In our patient, the restriction was small enough to be subclinical, though it may have progressed over time with the sequela of chronic hepatic congestion. There are no data in the literature regarding the natural history of progression of this presentation. His concurrent cardiac problems led to early diagnosis through preoperative suspicion and intraoperative imaging. Conventional preoperative TTE did not detect an obstruction, which is not unexpected. Although TTE can provide some visualization of the IVC outlet and Eustachian valve in the views listed in Table 1, it may not be sufficiently sensitive, as some views are not part of a standard examination, others may incompletely visualize the IVC and Eustachian valve together,, and all may be limited by poor windows or habitus.

Table 1

Views including IVC and Eustachian valve on TTE

1. Subcostal long-axis IVC∗

2. Apical four-chamber, posterior angulation (coronary sinus view)

3. Parasternal long-axis, RV inflow view

4. Subcostal SVC (bicaval) view

RV, Right ventricular; SVC, superior vena cava.

Standard examination view.

TEE, however, does enable a good view of the IVC outlet in the midesophageal bicaval view, which is part of the standard perioperative examination. More of the IVC can also be exposed by advancing the probe from this view to include the hepatic veins, although this is not a standard view (Table 2). The Eustachian valve is a normal echocardiographic finding and can be prominent without being obstructive because of its usual septation., Obstruction would be visible with color Doppler, although gradients may be difficult to assess because of orthogonal views. Three-dimensional imaging may help assess the morphology of the obstructive tissue, although we did not pursue this at the time, because of time constraints. Severity of obstruction and need for intervention would depend then on symptomology, but we could find no literature on natural history or specific guidelines on need, timing, or modality of intervention. That said, all references to repair we could find were surgical in nature. Although additional preoperative testing (e.g., venography or TEE) in retrospect may have elucidated the etiology, we would posit that this condition is sufficiently rare that the pretest probability remains too low to risk complications of routine invasive testing on the basis of the clinical presentation alone.

Table 2

Views including IVC and Eustachian valve on TEE

1. Midesophageal bicaval view∗

2. Midesophageal bicaval view: deep, including hepatic veins

Standard examination view.

In our patient, as previously commented, the images were not sufficiently distinct, and the subtle changes, clearer in hindsight, were not noted. These observations admittedly may be confounded by differing volume status at different times as well as the patient's being under anesthesia. In the end, preoperative workup, whether because of technical limitations or human error, is not always 100% sensitive. Intraoperative TEE can be a final opportunity to detect overlooked or subclinical pathology.

Conclusion

We demonstrated a rare idiopathic finding on intraoperative TEE amenable to immediate repair that was not clearly evident on preoperative TTE. In this case, TEE may have been more sensitive than TTE for detecting this rare problem.

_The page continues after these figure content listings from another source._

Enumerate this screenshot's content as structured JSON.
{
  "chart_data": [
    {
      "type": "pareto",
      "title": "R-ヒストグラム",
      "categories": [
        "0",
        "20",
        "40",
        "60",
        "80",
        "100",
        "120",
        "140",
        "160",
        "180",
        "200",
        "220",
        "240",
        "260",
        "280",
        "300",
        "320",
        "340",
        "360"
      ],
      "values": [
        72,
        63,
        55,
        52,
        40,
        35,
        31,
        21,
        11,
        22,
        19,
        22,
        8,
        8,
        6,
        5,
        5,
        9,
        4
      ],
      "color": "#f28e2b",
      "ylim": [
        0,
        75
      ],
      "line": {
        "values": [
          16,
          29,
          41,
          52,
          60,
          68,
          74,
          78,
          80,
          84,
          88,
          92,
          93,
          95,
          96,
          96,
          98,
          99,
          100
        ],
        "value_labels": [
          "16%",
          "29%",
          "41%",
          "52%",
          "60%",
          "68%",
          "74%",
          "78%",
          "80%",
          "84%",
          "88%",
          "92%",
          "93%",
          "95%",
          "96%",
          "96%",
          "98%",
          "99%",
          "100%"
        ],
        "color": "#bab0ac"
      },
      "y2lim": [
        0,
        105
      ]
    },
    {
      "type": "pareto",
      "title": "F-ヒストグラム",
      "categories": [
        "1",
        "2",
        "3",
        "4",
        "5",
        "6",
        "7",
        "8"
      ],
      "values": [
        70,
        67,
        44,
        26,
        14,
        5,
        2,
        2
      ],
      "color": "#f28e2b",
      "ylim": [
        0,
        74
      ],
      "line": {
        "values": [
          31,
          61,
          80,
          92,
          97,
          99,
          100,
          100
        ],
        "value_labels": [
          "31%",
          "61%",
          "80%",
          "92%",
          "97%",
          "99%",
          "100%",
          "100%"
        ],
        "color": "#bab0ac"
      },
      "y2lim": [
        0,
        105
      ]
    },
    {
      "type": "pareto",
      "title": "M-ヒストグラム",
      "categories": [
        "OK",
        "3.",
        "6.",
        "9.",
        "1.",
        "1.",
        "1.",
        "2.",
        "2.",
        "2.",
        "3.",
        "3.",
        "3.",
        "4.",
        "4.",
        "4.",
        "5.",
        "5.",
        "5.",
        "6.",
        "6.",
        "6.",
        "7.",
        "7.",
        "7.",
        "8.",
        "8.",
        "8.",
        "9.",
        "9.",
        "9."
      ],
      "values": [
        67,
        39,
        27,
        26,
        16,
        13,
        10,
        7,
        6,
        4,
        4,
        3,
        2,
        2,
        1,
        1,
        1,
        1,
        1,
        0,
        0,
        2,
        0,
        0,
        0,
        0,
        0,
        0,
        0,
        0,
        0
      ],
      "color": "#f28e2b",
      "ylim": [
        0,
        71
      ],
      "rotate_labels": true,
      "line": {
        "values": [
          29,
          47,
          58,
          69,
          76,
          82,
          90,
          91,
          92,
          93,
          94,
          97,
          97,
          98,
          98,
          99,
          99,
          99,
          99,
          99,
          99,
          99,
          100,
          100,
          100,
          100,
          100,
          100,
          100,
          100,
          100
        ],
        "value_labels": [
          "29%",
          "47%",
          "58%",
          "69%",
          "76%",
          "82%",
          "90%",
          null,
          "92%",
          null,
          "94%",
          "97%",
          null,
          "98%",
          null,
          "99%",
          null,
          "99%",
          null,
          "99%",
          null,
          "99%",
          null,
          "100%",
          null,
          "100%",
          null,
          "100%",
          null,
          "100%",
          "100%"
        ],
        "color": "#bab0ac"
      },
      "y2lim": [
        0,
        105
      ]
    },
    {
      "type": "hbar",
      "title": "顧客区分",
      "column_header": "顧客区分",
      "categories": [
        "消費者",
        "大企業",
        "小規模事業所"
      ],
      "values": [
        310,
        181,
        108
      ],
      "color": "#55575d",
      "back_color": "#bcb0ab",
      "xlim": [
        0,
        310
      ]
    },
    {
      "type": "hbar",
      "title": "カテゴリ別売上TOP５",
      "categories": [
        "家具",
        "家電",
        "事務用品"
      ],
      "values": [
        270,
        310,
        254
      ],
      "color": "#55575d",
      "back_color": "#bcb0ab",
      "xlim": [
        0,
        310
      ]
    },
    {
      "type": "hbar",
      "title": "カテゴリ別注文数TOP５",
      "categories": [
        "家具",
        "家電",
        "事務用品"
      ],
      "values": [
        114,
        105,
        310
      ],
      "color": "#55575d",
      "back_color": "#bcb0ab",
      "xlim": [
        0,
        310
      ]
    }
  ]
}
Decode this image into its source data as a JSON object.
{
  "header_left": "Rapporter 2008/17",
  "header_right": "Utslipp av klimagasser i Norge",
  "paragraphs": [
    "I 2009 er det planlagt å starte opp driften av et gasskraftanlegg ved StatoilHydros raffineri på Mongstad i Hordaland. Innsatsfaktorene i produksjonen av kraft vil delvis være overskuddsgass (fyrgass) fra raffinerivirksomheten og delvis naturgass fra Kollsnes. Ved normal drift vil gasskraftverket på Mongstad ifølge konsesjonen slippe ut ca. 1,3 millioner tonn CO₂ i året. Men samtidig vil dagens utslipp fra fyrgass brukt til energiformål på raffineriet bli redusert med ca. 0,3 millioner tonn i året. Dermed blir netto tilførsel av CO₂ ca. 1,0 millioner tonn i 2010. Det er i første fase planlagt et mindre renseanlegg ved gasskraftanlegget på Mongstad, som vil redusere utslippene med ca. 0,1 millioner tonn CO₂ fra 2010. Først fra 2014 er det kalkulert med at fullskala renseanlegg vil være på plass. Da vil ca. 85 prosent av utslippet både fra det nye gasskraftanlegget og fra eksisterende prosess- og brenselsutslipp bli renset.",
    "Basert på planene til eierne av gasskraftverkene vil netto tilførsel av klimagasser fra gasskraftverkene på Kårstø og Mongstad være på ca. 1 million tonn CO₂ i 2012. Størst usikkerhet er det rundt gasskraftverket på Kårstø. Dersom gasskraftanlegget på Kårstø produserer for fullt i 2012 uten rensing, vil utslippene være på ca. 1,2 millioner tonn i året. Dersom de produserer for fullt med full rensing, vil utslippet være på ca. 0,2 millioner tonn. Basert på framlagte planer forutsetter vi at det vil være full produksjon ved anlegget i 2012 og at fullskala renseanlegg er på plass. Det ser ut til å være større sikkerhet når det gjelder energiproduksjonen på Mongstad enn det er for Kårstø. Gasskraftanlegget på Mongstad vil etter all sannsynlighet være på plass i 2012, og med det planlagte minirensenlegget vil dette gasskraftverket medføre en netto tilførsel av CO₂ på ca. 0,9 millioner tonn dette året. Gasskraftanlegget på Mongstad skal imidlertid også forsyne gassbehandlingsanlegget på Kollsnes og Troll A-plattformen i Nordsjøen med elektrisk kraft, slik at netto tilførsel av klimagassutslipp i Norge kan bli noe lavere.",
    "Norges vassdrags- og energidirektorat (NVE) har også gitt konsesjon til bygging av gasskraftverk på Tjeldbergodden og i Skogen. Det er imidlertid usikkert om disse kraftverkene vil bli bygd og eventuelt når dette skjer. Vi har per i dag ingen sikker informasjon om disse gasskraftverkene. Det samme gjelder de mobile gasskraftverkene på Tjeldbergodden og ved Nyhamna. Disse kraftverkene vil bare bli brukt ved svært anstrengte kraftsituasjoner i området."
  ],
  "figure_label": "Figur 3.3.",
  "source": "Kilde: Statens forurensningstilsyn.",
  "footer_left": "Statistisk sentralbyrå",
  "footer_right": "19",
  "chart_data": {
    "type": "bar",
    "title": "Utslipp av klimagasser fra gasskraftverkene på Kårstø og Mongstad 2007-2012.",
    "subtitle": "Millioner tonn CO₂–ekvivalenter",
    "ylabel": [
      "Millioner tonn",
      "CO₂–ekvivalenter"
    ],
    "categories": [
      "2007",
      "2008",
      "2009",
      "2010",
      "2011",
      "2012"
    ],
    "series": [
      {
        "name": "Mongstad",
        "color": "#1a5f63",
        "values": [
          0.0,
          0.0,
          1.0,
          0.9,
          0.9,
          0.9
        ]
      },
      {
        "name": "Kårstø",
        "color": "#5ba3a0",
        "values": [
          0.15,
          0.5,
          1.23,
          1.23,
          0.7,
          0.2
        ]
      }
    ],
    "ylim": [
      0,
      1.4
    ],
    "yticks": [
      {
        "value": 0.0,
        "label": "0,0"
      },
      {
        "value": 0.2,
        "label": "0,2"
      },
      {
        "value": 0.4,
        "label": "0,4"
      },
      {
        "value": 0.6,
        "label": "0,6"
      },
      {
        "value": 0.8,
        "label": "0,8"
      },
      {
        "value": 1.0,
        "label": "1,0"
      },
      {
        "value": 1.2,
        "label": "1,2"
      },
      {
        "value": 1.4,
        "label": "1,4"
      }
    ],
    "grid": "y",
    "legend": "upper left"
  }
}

True of all imaging modalities, and especially in a high-productivity environment, it can be tempting to perform more focused examinations for the anticipated problems. Even on complete examinations, subtle findings can be missed unless prominent in optimal views, especially when unanticipated. This case underscores the value of complete and systematic intraoperative TEE as part of the standard intraoperative anesthetic management for cardiac surgery.